By Mihika Sharma

The Indian rupee has depreciated 2.3% against the dollar in 2024, reaching a record low of 85.12 (as of December 23). However, at the same time, rupee volatility remains low compared to historical levels and other Asian currencies. High US yields and a strong dollar have primarily weighed on the rupee, while rangebound oil prices and RBI interventions have provided some support.

Dollar index at 2-year high putting pressure on global currencies 

The 10-year US yield has risen 72 bps in 2024 to 4.59%, and the dollar index has strengthened 6.6% to around 108, its highest in two years. Expectations of inflationary policies under the Trump administration and hawkish guidance from the FOMC – signalling 50bps of rate cuts in 2025, down from 100bps earlier – have driven US yields and the dollar higher. This has led to capital outflows from emerging markets, putting pressure on their currencies, including the rupee.

FPI inflows into Indian markets decline in 2024

FPI net inflows into India totalled $20.7 billion in 2024 (as of December 23), lower than $28.7 billion in 2023, mainly due to weak equity inflows ($648 million in 2024 vs $20.7 billion in 2023). This decline was driven by investor reallocations to the US and China, high domestic valuations and muted Q2FY25 corporate results. However, debt inflows rose to around USD 19 billion in 2024 from USD 7.3 billion in 2023, driven by India’s inclusion in global bond indices.
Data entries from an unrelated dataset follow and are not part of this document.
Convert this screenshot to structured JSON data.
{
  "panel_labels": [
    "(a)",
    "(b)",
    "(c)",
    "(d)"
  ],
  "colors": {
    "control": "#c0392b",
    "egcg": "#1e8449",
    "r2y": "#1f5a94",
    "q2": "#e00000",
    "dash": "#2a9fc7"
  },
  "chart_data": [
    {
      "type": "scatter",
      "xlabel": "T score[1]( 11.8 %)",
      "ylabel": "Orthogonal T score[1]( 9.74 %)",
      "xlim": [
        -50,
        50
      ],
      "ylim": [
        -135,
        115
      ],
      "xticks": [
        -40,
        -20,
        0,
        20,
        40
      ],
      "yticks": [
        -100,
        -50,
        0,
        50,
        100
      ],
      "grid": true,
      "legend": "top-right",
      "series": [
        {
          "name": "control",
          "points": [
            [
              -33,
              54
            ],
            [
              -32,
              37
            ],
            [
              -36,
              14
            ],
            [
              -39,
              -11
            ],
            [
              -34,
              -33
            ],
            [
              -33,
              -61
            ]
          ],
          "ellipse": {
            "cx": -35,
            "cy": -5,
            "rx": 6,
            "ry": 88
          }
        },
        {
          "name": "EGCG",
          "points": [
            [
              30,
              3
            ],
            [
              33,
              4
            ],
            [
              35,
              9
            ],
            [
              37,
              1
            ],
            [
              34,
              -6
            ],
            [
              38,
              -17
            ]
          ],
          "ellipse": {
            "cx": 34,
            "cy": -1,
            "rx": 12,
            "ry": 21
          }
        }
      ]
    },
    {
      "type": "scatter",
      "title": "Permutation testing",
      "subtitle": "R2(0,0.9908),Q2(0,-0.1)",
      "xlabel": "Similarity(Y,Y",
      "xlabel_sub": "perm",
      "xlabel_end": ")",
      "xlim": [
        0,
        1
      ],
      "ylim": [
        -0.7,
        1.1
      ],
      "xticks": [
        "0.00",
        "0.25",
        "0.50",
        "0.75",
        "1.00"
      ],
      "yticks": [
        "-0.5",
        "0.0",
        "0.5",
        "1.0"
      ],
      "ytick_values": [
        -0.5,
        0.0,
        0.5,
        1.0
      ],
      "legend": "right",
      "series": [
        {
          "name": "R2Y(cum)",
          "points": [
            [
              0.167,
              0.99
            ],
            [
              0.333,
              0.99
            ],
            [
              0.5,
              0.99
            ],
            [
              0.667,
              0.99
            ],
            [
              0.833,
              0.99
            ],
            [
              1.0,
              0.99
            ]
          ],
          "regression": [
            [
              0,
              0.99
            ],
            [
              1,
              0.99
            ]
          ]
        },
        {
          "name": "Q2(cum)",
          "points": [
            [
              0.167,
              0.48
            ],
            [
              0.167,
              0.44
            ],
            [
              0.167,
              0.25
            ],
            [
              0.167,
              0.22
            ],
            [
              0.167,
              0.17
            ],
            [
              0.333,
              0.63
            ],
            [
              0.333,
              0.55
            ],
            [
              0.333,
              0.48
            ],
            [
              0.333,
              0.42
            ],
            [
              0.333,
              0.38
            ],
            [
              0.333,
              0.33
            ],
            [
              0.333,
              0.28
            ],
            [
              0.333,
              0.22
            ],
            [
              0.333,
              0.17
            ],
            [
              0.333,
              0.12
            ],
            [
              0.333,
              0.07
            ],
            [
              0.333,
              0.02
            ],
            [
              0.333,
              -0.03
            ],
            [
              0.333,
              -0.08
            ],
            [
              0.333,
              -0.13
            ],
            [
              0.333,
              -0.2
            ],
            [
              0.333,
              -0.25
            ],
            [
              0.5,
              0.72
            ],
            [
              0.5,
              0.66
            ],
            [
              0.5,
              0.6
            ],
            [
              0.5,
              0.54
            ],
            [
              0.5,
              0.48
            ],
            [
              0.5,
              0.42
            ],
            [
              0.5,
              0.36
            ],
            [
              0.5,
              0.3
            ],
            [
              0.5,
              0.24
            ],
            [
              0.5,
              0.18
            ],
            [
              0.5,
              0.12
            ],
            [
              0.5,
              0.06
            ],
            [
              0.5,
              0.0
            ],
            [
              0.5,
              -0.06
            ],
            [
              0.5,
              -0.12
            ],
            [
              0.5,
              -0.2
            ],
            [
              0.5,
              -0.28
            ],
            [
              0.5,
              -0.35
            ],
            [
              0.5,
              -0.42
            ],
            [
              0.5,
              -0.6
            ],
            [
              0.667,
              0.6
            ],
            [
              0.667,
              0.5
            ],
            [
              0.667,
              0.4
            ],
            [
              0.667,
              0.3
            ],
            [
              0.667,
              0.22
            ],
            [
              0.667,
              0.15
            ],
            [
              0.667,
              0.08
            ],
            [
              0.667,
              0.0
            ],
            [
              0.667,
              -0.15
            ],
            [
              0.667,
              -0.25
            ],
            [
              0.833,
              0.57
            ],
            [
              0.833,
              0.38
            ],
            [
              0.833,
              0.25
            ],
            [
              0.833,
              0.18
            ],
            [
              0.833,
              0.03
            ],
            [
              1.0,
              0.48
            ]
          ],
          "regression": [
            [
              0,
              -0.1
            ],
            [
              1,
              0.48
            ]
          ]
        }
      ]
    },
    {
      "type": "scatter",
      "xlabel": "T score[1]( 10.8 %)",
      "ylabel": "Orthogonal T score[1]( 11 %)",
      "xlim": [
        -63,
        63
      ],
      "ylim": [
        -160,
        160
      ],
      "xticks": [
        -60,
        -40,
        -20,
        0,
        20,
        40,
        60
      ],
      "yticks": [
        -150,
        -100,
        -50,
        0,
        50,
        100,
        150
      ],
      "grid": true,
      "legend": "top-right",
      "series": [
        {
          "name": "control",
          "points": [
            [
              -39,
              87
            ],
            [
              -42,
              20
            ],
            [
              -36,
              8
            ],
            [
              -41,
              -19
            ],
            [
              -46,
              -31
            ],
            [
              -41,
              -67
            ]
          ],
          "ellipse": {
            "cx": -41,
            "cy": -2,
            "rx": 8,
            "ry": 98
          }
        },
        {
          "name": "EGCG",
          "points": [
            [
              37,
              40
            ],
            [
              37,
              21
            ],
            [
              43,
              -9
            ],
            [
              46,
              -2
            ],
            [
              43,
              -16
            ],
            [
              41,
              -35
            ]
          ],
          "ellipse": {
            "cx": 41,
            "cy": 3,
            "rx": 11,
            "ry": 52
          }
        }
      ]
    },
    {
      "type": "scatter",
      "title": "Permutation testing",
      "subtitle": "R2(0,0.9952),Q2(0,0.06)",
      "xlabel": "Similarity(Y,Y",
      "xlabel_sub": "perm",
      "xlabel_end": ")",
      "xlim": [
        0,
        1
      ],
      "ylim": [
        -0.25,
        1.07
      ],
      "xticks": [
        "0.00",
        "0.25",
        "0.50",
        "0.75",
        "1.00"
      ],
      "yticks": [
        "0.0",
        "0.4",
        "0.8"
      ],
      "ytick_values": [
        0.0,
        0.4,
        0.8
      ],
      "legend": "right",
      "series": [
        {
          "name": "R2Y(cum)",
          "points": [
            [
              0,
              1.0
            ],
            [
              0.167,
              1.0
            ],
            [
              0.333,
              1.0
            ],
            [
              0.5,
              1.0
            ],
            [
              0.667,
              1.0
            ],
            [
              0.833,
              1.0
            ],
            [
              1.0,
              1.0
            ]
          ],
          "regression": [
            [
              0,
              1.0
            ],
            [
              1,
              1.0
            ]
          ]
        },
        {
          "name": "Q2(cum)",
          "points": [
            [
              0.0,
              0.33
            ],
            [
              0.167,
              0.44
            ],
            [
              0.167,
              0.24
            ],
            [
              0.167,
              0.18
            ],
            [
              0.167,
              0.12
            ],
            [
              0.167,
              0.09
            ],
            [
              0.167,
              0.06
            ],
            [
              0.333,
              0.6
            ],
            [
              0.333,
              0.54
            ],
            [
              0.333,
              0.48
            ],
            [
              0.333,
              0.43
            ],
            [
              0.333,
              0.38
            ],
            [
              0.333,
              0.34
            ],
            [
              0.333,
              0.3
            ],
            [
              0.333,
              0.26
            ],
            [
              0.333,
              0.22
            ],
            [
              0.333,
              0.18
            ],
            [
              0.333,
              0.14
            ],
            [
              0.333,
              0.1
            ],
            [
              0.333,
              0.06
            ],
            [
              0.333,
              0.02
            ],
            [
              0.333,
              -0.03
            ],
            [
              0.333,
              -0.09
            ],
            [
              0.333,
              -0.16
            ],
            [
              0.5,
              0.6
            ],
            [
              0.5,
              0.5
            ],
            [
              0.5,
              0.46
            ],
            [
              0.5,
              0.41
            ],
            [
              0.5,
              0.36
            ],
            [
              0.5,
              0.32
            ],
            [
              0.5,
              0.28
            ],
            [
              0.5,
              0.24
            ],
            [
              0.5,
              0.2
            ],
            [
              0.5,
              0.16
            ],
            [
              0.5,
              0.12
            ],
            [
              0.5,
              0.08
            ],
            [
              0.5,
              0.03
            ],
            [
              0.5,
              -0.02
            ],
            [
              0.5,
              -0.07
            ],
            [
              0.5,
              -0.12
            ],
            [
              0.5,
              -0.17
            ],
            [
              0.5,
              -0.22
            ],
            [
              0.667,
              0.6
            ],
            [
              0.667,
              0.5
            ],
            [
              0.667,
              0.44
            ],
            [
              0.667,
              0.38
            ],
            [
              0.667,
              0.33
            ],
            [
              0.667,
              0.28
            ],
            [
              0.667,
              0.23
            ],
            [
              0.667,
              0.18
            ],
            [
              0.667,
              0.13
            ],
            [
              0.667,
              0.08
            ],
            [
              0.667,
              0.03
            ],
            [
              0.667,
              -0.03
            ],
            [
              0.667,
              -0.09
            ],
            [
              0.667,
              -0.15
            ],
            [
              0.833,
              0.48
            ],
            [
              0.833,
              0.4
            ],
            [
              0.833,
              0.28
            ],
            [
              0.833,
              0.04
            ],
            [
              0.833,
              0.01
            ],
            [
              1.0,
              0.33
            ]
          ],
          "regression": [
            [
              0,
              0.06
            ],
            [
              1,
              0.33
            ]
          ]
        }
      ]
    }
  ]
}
Weak yuan and widening goods trade deficit add to pressure on rupee

The yuan has depreciated 2.8% against the dollar in 2024, affecting other Asian currencies, including the rupee. China’s ongoing slowdown, driven by its property sector troubles, and tariff threats under Trump 2.0, is resulting in yuan’s weakness. India’s goods trade deficit widened to $202.6 billion in Apr-Nov FY25 from $171.1 in the same period a year ago, mainly due to higher gold imports. However, net services exports rose 15% YoY during this period to $119.5 billion, partially offsetting the widening trade deficit.

Rangebound oil prices & RBI interventions provide some support

Barring brief periods, Brent crude oil prices have largely remained rangebound in 2024, trading between $69.7 and 81.1 per barrel over the past three months. Increased non-OPEC supply and weak Chinese demand have kept prices stable, offering some support to the rupee.

RBI interventions have also helped prevent a sharp fall in the rupee. India’s forex reserves have declined by $52 billion since September to around $653 billion (as of December 13) due to these interventions. However, the reserves remain at comfortable levels. RBI has also increased its interventions in the forward market, with its net outstanding forward sales position at $49.2 billion (as of October  2024), compared to a net forward purchase position of $2.2 billion as of December 2023.

Looking ahead, we expect the rupee to trade between 84.5 and 85.5 in the near term. While high US yields and a strong dollar are likely to remain key factors weighing on the rupee, RBI interventions should help contain volatility in USD/INR.